Abstract

A variable frequency, switched, direct-current gas sampling glow discharge ionization source was interfaced to an orthogonally extracted time-of-flight mass spectrometer for the purpose of dynamically generating atomic and molecular mass spectra of halogenated hydrocarbons. The plasma duty cycle is 50% in each mode of operation. The operating mode is selected simply by switching the polarity of voltage applied to the sample-introduction plate. The self-igniting helium discharge is contained within the first vacuum stage of the differentially pumped spectrometric interface. Both atomic and molecular mass spectra could be obtained with similar ion-optical lens settings, with the exception of the steering plate potential, which had to be alternated between two values (at the plasma switching frequency). A range of discharge switching rates can be used, although a non-linear drop in the modulated signal occurs with frequency. Switching rates above 100 Hz appears to be impractical with current experimental apparatus. Long-term temporal stability of the atomic (⁷⁹Br⁺) and molecular (¹⁷²CHBr₂⁺) signals was measured over a period greater than 1 h, with an overall precision of 13.3 and 6.1% RSD, respectively.

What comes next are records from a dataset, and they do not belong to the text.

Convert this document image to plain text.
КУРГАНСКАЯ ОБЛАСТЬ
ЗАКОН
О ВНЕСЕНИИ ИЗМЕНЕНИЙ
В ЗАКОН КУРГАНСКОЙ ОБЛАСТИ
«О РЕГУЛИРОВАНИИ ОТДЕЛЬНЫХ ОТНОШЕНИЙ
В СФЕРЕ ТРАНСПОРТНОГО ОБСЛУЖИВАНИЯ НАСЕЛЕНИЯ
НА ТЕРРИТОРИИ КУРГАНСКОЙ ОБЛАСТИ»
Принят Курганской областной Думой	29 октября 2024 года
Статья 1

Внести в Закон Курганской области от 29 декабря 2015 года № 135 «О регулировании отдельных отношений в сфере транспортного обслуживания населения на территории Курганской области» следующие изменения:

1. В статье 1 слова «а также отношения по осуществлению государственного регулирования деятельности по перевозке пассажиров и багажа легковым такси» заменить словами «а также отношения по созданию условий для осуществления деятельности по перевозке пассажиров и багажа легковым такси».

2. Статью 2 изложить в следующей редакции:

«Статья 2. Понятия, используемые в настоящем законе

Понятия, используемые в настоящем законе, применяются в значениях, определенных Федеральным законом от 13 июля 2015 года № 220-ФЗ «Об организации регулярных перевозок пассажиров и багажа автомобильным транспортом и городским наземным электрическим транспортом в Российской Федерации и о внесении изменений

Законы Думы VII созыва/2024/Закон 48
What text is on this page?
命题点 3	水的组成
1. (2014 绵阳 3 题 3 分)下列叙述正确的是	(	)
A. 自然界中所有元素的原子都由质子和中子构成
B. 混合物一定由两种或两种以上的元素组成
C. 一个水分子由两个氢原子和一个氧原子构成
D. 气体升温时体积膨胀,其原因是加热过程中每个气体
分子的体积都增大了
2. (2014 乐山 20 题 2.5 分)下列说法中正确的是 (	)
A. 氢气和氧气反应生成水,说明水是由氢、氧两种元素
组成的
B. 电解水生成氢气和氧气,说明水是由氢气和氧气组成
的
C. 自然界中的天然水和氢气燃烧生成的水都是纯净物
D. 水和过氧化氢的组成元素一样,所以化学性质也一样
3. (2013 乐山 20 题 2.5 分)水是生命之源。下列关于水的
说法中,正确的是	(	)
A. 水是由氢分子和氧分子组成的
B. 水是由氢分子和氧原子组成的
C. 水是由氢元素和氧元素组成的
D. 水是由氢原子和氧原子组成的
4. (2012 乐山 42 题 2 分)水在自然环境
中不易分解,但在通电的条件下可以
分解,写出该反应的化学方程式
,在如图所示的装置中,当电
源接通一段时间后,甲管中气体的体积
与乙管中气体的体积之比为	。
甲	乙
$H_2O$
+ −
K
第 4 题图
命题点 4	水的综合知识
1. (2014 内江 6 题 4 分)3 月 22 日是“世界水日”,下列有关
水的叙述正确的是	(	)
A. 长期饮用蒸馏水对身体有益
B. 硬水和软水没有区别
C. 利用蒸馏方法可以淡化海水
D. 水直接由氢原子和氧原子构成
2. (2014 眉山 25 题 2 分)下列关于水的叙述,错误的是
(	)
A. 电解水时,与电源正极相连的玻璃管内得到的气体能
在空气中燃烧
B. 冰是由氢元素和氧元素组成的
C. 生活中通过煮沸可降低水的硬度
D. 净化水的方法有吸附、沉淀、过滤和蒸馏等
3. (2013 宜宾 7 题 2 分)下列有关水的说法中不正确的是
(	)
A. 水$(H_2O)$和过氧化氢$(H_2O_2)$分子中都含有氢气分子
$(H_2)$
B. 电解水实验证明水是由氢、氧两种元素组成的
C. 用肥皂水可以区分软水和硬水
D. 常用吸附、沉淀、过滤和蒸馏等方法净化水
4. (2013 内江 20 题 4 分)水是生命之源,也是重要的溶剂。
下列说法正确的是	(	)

The ⁷⁹Br⁺/⁸¹Br⁺ isotope ratio precision was 1.1% RSD over this period, while the ¹⁷²CHBr₂⁺/¹⁷³CHBr₂⁺ molecular ratio was determined to be 1.6% RSD. The precision of the isotope and ionic ratios are counting statistics limited. The atomic detection limit is in the range 3–110 pg s⁻¹ (as the halogen) and 15–250 pg s⁻¹ (molecular) for analytes manually introduced into an exponential-dilution sample-introduction device, with boxcar averagers being employed for data collection. A variety of chlorinated hydrocarbons were introduced into the discharge via the flow cell, and it was possible to differentiate (or speciate) the compounds based on their ³⁵Cl⁺/¹²C⁺ elemental ratios with a correlation coefficient (R) of 0.995.